When asked what she believes are some of her proudest accomplishments during her time with the chamber and economic development board, Fosnes mentioned the construction of Highland Crest College, the home of Volunteer State Community College’s Springfield campus.
Despite some initial opposition at the city level, as president of the chamber Fosnes helped create a coalition of people to support a referendum for funding of the campus for the City of Springfield. After the special vote was held, a $3 million bond was approved to build the college.
“Without the city being involved it wouldn’t have happened,” Fosnes said. “We were really able to put the case out there to folks that this was a good thing for the community. It passed with at least 70% of the vote. That being the first higher education facility in Robertson County was a real difference maker for our students and our workforce, because for so many people going out of the county to take college classes was a deal breaker. So, to have it right here in Springfield was such a difference maker, and it’s really increased our college attainment rate in the county since it’s been in existence.”

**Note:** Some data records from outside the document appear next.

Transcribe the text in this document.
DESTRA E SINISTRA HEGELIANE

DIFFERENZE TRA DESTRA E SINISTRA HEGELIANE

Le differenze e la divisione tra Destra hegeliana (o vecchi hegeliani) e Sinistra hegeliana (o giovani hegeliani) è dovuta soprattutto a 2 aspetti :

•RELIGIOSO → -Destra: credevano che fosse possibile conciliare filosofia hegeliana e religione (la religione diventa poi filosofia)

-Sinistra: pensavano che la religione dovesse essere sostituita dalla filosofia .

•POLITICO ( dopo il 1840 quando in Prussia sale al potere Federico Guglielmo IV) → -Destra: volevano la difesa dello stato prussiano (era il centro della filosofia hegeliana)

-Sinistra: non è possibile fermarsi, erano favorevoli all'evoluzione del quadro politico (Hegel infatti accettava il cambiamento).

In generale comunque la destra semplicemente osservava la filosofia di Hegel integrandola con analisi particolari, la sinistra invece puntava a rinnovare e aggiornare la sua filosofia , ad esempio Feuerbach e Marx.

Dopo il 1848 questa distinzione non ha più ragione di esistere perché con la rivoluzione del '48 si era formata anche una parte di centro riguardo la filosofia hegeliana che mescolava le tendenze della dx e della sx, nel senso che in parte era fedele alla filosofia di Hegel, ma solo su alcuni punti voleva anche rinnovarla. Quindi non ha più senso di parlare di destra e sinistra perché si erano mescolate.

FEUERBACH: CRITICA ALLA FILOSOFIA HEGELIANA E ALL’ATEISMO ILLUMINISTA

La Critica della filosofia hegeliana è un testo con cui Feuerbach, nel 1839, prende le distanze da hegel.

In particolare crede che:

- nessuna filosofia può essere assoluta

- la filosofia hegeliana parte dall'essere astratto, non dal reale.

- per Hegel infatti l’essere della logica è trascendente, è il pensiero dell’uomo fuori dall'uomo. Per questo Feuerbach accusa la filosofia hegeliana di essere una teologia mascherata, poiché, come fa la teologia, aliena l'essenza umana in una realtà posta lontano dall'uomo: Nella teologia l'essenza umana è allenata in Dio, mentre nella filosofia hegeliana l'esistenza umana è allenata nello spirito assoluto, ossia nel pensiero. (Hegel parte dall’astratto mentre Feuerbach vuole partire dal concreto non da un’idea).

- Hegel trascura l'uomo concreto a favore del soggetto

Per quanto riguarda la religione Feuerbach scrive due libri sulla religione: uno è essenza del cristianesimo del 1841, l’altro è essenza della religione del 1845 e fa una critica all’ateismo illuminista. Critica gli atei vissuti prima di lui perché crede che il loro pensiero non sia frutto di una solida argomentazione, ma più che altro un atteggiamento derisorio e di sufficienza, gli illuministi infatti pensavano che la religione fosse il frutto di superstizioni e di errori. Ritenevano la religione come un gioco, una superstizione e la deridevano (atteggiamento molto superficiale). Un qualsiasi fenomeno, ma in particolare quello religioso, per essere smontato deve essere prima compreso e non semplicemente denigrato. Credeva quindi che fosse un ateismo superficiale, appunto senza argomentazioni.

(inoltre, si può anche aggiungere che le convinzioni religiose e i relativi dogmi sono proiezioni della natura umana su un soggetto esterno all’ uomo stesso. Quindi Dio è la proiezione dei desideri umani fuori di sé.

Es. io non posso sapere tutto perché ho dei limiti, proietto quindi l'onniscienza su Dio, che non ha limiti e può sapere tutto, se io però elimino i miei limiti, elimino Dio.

A second project that Fosnes believes has made a positive difference in the county is bringing a Lowe’s distribution facility to Coopertown. It was the single largest job creation project she was involved with at the time, bringing in 600 jobs and a $100 million investment. More than anything, she says it serves as another example of how different groups within the county had to work collaboratively.
“It was our county and the economic development board providing incentives, but it also involved the city of Coopertown doing things that they’ve never had to do before,” Fosnes said. “They had never had any industry like this in Coopertown, so they had a lot of things to work through as far as permitting and zoning that they worked very hard on for a whole year to get things in place so they could win that project. It also took the city of Springfield coming along side of us and being willing to work with us on an infrastructure grant to get the water to that site. It was a true collaboration of our board, of the county, the city of Springfield, and the town of Coopertown all coming together to support that.”
Despite her retirement, Fosnes says she would like to continue to stay involved in the economic development and community development world and is considering doing some contract work or consulting.
In the immediate future, Fosnes will remain in a retainer role on the Economic Development Board for at least three more months, to help oversee the completion of several projects she had been involved with. Among those include the development of a business park in White House, as well as a few other ongoing projects that are planned to come to fruition in the next couple of months.
“Over the years I’ve been involved at state and regional level economic development organizations, the Tennessee Economic Development Council, and chamber of commerce organizations. So, I would like to continue keeping my hand in that a little bit, but I’m also looking at some other volunteer opportunities.”
Additionally, Fosnes said she recently signed up to be a volunteer for the United Way’s Volunteer Income Tax Assistance (VITA) free tax prep program. She also hopes to return to Haiti for medical mission trips her and her husband had frequently taken in the past but have been unable to go in recent years due to the Covid pandemic and political unrest in the country.
The Fosnes also purchased a small home on the beach where Margot grew up. She plans to spend more time there in the future as well, along with spending plenty of time with her 4-year-old grandson.